2024-09-11 10:24:32 - INFO - Exporting run: {'run_id': 'f92cafb62a2a4ba88640571eee547940', 'lifecycle_stage': 'active', 'experiment_id': '185030150257189948'}
2024-09-11 10:26:03 - INFO - Imported run c38393cc07ca4d42931c02ca854ddce8 into experiment aifs-deterministic-benchmark

When logging runs offline with mlflow it usually looks like this so after mflow/ you have a folder for the experiment and then the runs in this case 803589923224981412 would be the experiment folder for 'aifs_debug' and 'c76a59cd015c4ecf97bea9e805bb3845' one run id that we have run offline and that we could sync

Machine Learning Pilot Project – ECMWF (Open Space) > CD-Managed Mlflow Server > Screenshot 2024-04-03 at 15.22.34.png

2.4.2. Functionality

Offline Run Syncing: This command allows users to synchronize offline MLflow runs with a remote server, ensuring that all logged data is preserved and available for future analysis and model tracking. This command also addresses the fact that we can't keep the 'offline' run_id when syncing a run (since mlflow does not allow you to pass a run_id when starting a new run). The diagram below shows the implemented solution:
- In all cases resumed, forked, new runs, the offline runs will have a tag 'OfflineRun:True'
- To sync resumed offline runs:
  - When we sync an offline resumed run we will also see a child run as when we do online - and the main 'difference' would be we would have an online lineage pointing to the run_ids in the remote server, and the offline lineage pointing to the run_id in the local filesystem (so the run folders within our experiment folder).
- To sync forked offline runs:
  - When we sync an offline forked run we will also see a new entry in the table with similar tags as when we do online - and the main 'difference' would be we would have an online lineage pointing to the run_ids in the remote server, and the offline lineage pointing to the run_id in the local filesystem (so the run folders within our experiment folder).
  - In a forked run what we should see is that the offline.fork_run_id matches the offline.run_id of the baseline branch and that the fork_run_id matches the run_id (online lineage) of the baseline branch.
Server to Server Syncing: it's possible to also use the command if you want to port runs between 2 remote servers. Note so far this is just supported if the source server does not require authentication

3. Logging from different codebases

Those working in a different codebase but who want to log to our server have two options:

Log offline to a local directly and then use anemoi-training mlflow sync
Use the AnemoiMlflowClient provided in anemoi-training

In both cases, you will need to install anemoi-training in your environment. It is likely that you do not want all of anemoi-training's dependencies installed.
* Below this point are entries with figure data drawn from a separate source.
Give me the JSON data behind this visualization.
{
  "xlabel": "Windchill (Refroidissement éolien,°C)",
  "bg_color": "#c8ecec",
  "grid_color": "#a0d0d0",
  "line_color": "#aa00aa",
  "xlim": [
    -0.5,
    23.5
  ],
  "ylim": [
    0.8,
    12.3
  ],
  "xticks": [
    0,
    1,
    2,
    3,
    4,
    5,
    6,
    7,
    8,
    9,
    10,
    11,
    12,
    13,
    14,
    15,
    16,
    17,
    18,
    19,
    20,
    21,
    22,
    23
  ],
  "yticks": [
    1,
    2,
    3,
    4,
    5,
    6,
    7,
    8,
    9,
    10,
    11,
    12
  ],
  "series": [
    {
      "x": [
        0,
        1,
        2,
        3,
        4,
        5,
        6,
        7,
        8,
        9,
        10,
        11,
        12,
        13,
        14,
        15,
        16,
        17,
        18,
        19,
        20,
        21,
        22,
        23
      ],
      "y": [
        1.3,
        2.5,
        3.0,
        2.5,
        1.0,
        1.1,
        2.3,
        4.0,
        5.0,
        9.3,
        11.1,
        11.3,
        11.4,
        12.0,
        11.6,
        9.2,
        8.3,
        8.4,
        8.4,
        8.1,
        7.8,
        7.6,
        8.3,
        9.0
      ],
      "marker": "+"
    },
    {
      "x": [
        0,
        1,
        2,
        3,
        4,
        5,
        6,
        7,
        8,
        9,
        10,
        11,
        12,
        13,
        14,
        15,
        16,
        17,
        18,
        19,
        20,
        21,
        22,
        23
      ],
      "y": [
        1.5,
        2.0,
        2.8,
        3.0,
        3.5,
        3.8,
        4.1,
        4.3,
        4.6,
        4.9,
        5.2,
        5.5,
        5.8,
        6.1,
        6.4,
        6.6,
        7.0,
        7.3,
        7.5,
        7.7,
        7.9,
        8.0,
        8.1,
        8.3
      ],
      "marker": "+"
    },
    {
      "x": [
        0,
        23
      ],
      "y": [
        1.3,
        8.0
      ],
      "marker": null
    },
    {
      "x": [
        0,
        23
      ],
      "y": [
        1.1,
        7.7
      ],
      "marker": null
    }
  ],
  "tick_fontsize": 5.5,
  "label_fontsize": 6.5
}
Unless your codebase is compatible with anemoi-training, it's recommended to install it without dependencies:

$ pip install anemoi-training --no-deps
$ pip install anemoi-utils mlflow

You can use the custom mlflow client with authentication turned on like this:

from anemoi.training.diagnostics.mlflow.client import AnemoiMlflowClient

client = AnemoiMlflowClient("https://mlflow.ecmwf.int", authentication=True)

# do regular mlflow client things
client.search_experiments()
client.log_artifact(...)

The procedure around logging in and having a valid token still applies. So don't forget to do anemoi-training mlflow login before starting your experiment.

4. Guidelines and best practices

No underscores in experiment names.
No personal or individual names in experiment names. Organisation names are fine, e.g.: dwd-anemoi is ok.
Delete old and unwanted runs to keep the server clean.